Itu jauh lebih bersih daripada anak-anak yang norak dan penuh dengan anak-anak yang biasa saya temui di AS
Namun, saya ingin kembali dan melihat seperti apa kondisi restoran pada akhirnya.
Secara umum, saya tidak marah, saya menghabiskan tujuh euro.
Meski begitu, lain kali saya berada di Prancis, saya akan melakukan apa yang saya lakukan di New York: menghindari jaringan makanan cepat saji dengan cara apa pun.
Untuk menjadikan hari saya pengalaman Emily di Paris seutuhnya, saya mengunjungi lokasi syuting lainnya di kota.
Saya mulai dari rumah kedua wanita terkemuka itu: kantor Savoir.
Agen pemasaran Emily berada di sebelah Palais Royale di arondisemen pertama.
Lokasi tepatnya adalah Place de Valois, jalan yang cerah dengan restoran yang indah di seberang jalan.
Dapat dikatakan bahwa saya tidak akan mengalami masalah bekerja di kantor itu dan mampir ke brasserie untuk minum sore.
Dan lokasi pertemuan pertama Emily dan sahabatnya Mindy tinggal beberapa langkah lagi.
Jardin du Palais Royale merupakan taman di luar bangunan istana.

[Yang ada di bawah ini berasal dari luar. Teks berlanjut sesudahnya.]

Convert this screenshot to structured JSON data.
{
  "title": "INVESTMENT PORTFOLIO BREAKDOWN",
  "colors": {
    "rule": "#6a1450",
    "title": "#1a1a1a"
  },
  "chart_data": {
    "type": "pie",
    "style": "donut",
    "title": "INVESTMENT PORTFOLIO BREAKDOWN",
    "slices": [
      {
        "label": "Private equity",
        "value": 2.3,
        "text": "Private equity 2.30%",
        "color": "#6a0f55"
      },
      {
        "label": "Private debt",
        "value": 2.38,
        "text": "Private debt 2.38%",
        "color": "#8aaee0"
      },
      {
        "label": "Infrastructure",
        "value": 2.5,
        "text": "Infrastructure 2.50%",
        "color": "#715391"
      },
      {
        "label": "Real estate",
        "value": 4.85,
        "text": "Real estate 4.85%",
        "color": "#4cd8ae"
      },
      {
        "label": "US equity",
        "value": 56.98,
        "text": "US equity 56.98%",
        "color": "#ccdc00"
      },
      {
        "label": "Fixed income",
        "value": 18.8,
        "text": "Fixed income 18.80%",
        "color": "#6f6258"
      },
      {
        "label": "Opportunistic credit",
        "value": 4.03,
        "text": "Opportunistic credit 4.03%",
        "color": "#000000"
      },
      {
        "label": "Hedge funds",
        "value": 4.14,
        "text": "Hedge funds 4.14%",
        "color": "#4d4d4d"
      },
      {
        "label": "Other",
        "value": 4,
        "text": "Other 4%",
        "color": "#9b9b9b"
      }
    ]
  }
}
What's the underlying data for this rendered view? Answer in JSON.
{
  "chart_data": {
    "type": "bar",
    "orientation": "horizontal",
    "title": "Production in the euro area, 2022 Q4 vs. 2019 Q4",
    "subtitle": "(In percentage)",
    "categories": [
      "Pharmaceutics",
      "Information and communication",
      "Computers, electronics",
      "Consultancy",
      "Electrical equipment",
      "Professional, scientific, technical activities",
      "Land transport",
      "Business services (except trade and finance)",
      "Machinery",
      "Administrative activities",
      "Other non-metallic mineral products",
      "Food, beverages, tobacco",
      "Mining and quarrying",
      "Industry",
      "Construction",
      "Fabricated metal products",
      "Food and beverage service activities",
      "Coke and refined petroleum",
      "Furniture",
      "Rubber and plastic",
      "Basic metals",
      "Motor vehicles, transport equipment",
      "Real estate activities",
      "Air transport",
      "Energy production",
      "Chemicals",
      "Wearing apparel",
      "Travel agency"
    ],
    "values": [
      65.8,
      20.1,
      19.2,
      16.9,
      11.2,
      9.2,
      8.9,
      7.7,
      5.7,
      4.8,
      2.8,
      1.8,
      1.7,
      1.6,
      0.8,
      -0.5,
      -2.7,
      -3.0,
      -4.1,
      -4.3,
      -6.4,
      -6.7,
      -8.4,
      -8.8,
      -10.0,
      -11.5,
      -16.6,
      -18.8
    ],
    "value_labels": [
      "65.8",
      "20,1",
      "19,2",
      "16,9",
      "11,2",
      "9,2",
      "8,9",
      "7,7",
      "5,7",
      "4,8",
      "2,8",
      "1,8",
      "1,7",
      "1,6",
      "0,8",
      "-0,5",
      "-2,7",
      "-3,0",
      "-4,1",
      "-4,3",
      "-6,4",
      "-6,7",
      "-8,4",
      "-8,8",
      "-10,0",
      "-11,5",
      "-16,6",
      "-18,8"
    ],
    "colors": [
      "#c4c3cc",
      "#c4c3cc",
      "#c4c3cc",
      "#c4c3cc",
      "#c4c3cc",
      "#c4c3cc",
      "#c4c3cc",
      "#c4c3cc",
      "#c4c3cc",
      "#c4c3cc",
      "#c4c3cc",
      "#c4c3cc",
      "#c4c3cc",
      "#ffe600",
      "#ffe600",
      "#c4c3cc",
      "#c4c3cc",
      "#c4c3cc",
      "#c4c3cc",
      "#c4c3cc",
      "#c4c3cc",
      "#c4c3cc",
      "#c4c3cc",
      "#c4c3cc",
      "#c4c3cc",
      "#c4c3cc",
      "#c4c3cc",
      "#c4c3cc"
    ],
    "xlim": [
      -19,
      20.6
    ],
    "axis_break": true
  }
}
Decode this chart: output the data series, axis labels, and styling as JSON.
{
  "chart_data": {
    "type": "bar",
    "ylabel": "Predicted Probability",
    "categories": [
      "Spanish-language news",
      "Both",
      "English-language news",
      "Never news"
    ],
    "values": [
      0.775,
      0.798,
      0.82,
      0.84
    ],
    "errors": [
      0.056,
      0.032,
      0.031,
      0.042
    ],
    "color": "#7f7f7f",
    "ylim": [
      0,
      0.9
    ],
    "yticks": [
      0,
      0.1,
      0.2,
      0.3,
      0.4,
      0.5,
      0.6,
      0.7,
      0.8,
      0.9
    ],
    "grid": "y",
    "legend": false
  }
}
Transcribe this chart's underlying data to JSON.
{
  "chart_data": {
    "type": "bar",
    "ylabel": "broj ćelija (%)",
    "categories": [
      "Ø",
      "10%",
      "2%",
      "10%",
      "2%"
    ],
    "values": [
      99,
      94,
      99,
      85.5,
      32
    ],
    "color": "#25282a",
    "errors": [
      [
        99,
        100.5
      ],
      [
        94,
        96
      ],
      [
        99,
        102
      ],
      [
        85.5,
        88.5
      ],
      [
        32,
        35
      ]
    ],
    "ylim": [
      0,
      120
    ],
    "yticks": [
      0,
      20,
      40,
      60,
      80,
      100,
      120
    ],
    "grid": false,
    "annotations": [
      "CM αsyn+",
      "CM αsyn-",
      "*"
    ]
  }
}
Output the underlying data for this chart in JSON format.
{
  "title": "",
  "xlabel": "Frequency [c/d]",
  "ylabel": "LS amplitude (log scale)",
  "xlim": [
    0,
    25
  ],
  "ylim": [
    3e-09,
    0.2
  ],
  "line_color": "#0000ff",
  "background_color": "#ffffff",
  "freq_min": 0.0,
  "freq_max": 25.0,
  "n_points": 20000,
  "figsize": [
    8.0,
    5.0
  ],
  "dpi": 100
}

Deretan pepohonan yang dipangkas rapi menutupi area tertutup, sementara gerbang hitam memisahkan ruang terbuka dari teras yang sangat “Instagrammable” dengan platform melingkar yang ikonik untuk berdiri dan duduk.
Sebelum meninggalkan tepi kanan, saya berkelana ke Le Cafe Marly, sebuah restoran yang terhubung dengan Louvre.
Tampilannya pun tidak menyesatkan tentang suasana mewah di kafe ini.
Meja-meja ditata di luar di samping piramida Louvre, pintu masuk utama museum.
Saya bisa saja menyesap sampanye dan mengagumi situs bersejarah itu lebih lama dari dua jam yang saya habiskan.
Namun, saya tidak bisa mengatakan hal yang sama untuk lokasi restoran Gabriel dan apartemen Emily.
Keduanya terletak di arondisemen kelima di bundaran kecil seperti yang terlihat di acara.
Meskipun aku segera mengenali bangunan-bangunan itu, ada sesuatu yang aneh di area tersebut.
Mungkin awan yang datang membuat area tersebut terlihat lebih kelabu, namun suasananya terlihat lebih kumuh dibandingkan di TV.
Secara khusus, restoran Gabriel, yang sebenarnya adalah restoran Italia, tampak agak kumuh.
Jelas terlihat bahwa kanopi restoran dalam pertunjukan tersebut hanya digunakan selama pembuatan film.
Anda mungkin mengira uang yang dihasilkan dari pertunjukan tersebut dapat digunakan untuk mengganti atap perusahaan.
Namun melihat dua pintu kayu menuju apartemen Emily memudarkan kesuraman di sekitar mereka.


Menurutku, pintu-pintu itu tampak seperti pintu masuk sempurna ke sebuah apartemen di kota yang suatu hari nanti bisa menjadi milikku.
Emily memang membuat satu keputusan bagus di musim ketiga: tetap di Paris.